And now in a very gratuitous shot, Peter walks, very well lit, alone down the hall into the locker room. Of course, in slo-mo. We catch him on the other side as he voice-overs that he came here with the confidence that he could win it all but "it just didn't happen." Lit now in dramatic shadow, cuts all over his face, he numbly camera-talks that he feels like he let everybody down. He sits alone in the locker room, staring in the mirror. He says that he can hear his father in his head. Now the fam is with him as he showers. "I worked so hard to get to this point," he says, leaning on the shower wall, "and I failed." I half expect him to Elisabeth Shue down the wall, crying, but he doesn't. Wife is crying, though. "Why is it that when it's my time to shine, I blow it?" he asks. "I blow my chance." He starts crying and it's the most emotionally affecting moment I've seen on NBC since the last Cheers. Or since I heard Inside Schwartz was cancelled.
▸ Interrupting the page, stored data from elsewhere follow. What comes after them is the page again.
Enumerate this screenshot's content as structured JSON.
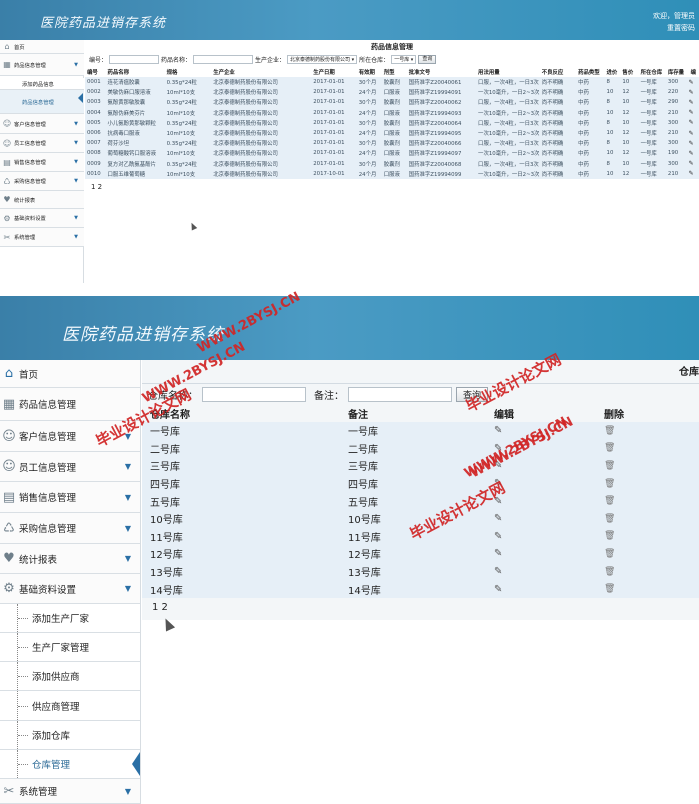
{
  "s1": {
    "logo": "医院药品进销存系统",
    "welcome": "欢迎，",
    "user": "管理员",
    "user2": "重置密码",
    "nav": [
      {
        "label": "首页",
        "icon": "home-icon",
        "arrow": ""
      },
      {
        "label": "药品信息管理",
        "icon": "grid-icon",
        "arrow": "▼"
      },
      {
        "label": "添加药品信息",
        "icon": "",
        "arrow": ""
      },
      {
        "label": "药品信息管理",
        "icon": "",
        "arrow": ""
      },
      {
        "label": "客户信息管理",
        "icon": "user-icon",
        "arrow": "▼"
      },
      {
        "label": "员工信息管理",
        "icon": "user-icon",
        "arrow": "▼"
      },
      {
        "label": "销售信息管理",
        "icon": "chart-icon",
        "arrow": "▼"
      },
      {
        "label": "采购信息管理",
        "icon": "cart-icon",
        "arrow": "▼"
      },
      {
        "label": "统计报表",
        "icon": "heart-icon",
        "arrow": ""
      },
      {
        "label": "基础资料设置",
        "icon": "settings-icon",
        "arrow": "▼"
      },
      {
        "label": "系统管理",
        "icon": "tools-icon",
        "arrow": "▼"
      }
    ],
    "title": "药品信息管理",
    "filters": {
      "code": "编号：",
      "name": "药品名称：",
      "maker": "生产企业：",
      "maker_value": "北京泰德制药股份有限公司",
      "store": "所在仓库：",
      "store_value": "一号库",
      "query": "查询"
    },
    "cols": [
      "编号",
      "药品名称",
      "规格",
      "生产企业",
      "生产日期",
      "有效期",
      "剂型",
      "批准文号",
      "用法用量",
      "不良反应",
      "药品类型",
      "进价",
      "售价",
      "所在仓库",
      "库存量",
      "编"
    ],
    "rows": [
      [
        "0001",
        "连花清瘟胶囊",
        "0.35g*24粒",
        "北京泰德制药股份有限公司",
        "2017-01-01",
        "30个月",
        "胶囊剂",
        "国药准字Z20040061",
        "口服，一次4粒，一日3次",
        "尚不明确",
        "中药",
        "8",
        "10",
        "一号库",
        "300"
      ],
      [
        "0002",
        "美敏伪麻口服溶液",
        "10ml*10支",
        "北京泰德制药股份有限公司",
        "2017-01-01",
        "24个月",
        "口服液",
        "国药准字Z19994091",
        "一次10毫升，一日2~3次",
        "尚不明确",
        "中药",
        "10",
        "12",
        "一号库",
        "220"
      ],
      [
        "0003",
        "氨酚黄那敏胶囊",
        "0.35g*24粒",
        "北京泰德制药股份有限公司",
        "2017-01-01",
        "30个月",
        "胶囊剂",
        "国药准字Z20040062",
        "口服，一次4粒，一日3次",
        "尚不明确",
        "中药",
        "8",
        "10",
        "一号库",
        "290"
      ],
      [
        "0004",
        "氨酚伪麻美芬片",
        "10ml*10支",
        "北京泰德制药股份有限公司",
        "2017-01-01",
        "24个月",
        "口服液",
        "国药准字Z19994093",
        "一次10毫升，一日2~3次",
        "尚不明确",
        "中药",
        "10",
        "12",
        "一号库",
        "210"
      ],
      [
        "0005",
        "小儿氨酚黄那敏颗粒",
        "0.35g*24粒",
        "北京泰德制药股份有限公司",
        "2017-01-01",
        "30个月",
        "胶囊剂",
        "国药准字Z20040064",
        "口服，一次4粒，一日3次",
        "尚不明确",
        "中药",
        "8",
        "10",
        "一号库",
        "300"
      ],
      [
        "0006",
        "抗病毒口服液",
        "10ml*10支",
        "北京泰德制药股份有限公司",
        "2017-01-01",
        "24个月",
        "口服液",
        "国药准字Z19994095",
        "一次10毫升，一日2~3次",
        "尚不明确",
        "中药",
        "10",
        "12",
        "一号库",
        "210"
      ],
      [
        "0007",
        "荷芬沙坦",
        "0.35g*24粒",
        "北京泰德制药股份有限公司",
        "2017-01-01",
        "30个月",
        "胶囊剂",
        "国药准字Z20040066",
        "口服，一次4粒，一日3次",
        "尚不明确",
        "中药",
        "8",
        "10",
        "一号库",
        "300"
      ],
      [
        "0008",
        "葡萄糖酸钙口服溶液",
        "10ml*10支",
        "北京泰德制药股份有限公司",
        "2017-01-01",
        "24个月",
        "口服液",
        "国药准字Z19994097",
        "一次10毫升，一日2~3次",
        "尚不明确",
        "中药",
        "10",
        "12",
        "一号库",
        "190"
      ],
      [
        "0009",
        "复方对乙酰氨基酚片",
        "0.35g*24粒",
        "北京泰德制药股份有限公司",
        "2017-01-01",
        "30个月",
        "胶囊剂",
        "国药准字Z20040068",
        "口服，一次4粒，一日3次",
        "尚不明确",
        "中药",
        "8",
        "10",
        "一号库",
        "300"
      ],
      [
        "0010",
        "口服五维葡萄糖",
        "10ml*10支",
        "北京泰德制药股份有限公司",
        "2017-10-01",
        "24个月",
        "口服液",
        "国药准字Z19994099",
        "一次10毫升，一日2~3次",
        "尚不明确",
        "中药",
        "10",
        "12",
        "一号库",
        "210"
      ]
    ],
    "pages": "1 2"
  },
  "s2": {
    "logo": "医院药品进销存系统",
    "nav": [
      {
        "label": "首页",
        "icon": "home-icon",
        "arrow": ""
      },
      {
        "label": "药品信息管理",
        "icon": "grid-icon",
        "arrow": ""
      },
      {
        "label": "客户信息管理",
        "icon": "user-icon",
        "arrow": "▼"
      },
      {
        "label": "员工信息管理",
        "icon": "user-icon",
        "arrow": "▼"
      },
      {
        "label": "销售信息管理",
        "icon": "chart-icon",
        "arrow": "▼"
      },
      {
        "label": "采购信息管理",
        "icon": "cart-icon",
        "arrow": "▼"
      },
      {
        "label": "统计报表",
        "icon": "heart-icon",
        "arrow": "▼"
      },
      {
        "label": "基础资料设置",
        "icon": "settings-icon",
        "arrow": "▼"
      },
      {
        "label": "添加生产厂家",
        "icon": "",
        "arrow": ""
      },
      {
        "label": "生产厂家管理",
        "icon": "",
        "arrow": ""
      },
      {
        "label": "添加供应商",
        "icon": "",
        "arrow": ""
      },
      {
        "label": "供应商管理",
        "icon": "",
        "arrow": ""
      },
      {
        "label": "添加仓库",
        "icon": "",
        "arrow": ""
      },
      {
        "label": "仓库管理",
        "icon": "",
        "arrow": ""
      },
      {
        "label": "系统管理",
        "icon": "tools-icon",
        "arrow": "▼"
      }
    ],
    "title": "仓库",
    "filters": {
      "name": "仓库名称：",
      "remark": "备注：",
      "query": "查询"
    },
    "cols": [
      "仓库名称",
      "备注",
      "编辑",
      "删除"
    ],
    "rows": [
      [
        "一号库",
        "一号库"
      ],
      [
        "二号库",
        "二号库"
      ],
      [
        "三号库",
        "三号库"
      ],
      [
        "四号库",
        "四号库"
      ],
      [
        "五号库",
        "五号库"
      ],
      [
        "10号库",
        "10号库"
      ],
      [
        "11号库",
        "11号库"
      ],
      [
        "12号库",
        "12号库"
      ],
      [
        "13号库",
        "13号库"
      ],
      [
        "14号库",
        "14号库"
      ]
    ],
    "pages": "1 2"
  },
  "watermarks": [
    "毕业设计论文网",
    "WWW.2BYSJ.CN",
    "WWW.2BYSJ.CN",
    "毕业设计论文网",
    "WWW.2BYSJ.CN",
    "毕业设计论文网",
    "WWW.2BYSJ.CN"
  ],
  "colors": {
    "banner": "#3f8ab4",
    "accent": "#2a6fa5",
    "row": "#e6eff7",
    "watermark": "#d12525"
  }
}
Now Peter walks alone through the empty gym as he voice-overs that he's been fighting since he was five years old. "Where do I go from here?" he asks us, and then he snuffs out this show's torch by hanging up his gloves on the gym wall. Chime hit! He walks outside onto the cold, empty downtown-adjacent L.A. streets where he is immediately mugged by a crackhead, run over by an uninsured illegal immigrant driving a 1985 Honda Prelude, and then comically stumbles into the middle of a Bruce Willis movie shoot. And credits.
Phew. That was really good?
The next Thursday. Sly yells at Ahmed. Ahmed's grudge with Ishe heats up. George Foreman arrives to share some grilling tips. A new challenge. A family comes together. Family family family. Sly and Sugar Ray recoil while watching the fight that, we're told, will bring us to our feet. Jesse then recites bad lines in his fey voice, "Shut up. Put up. Go hard. Or go home!" Go home, Jesse.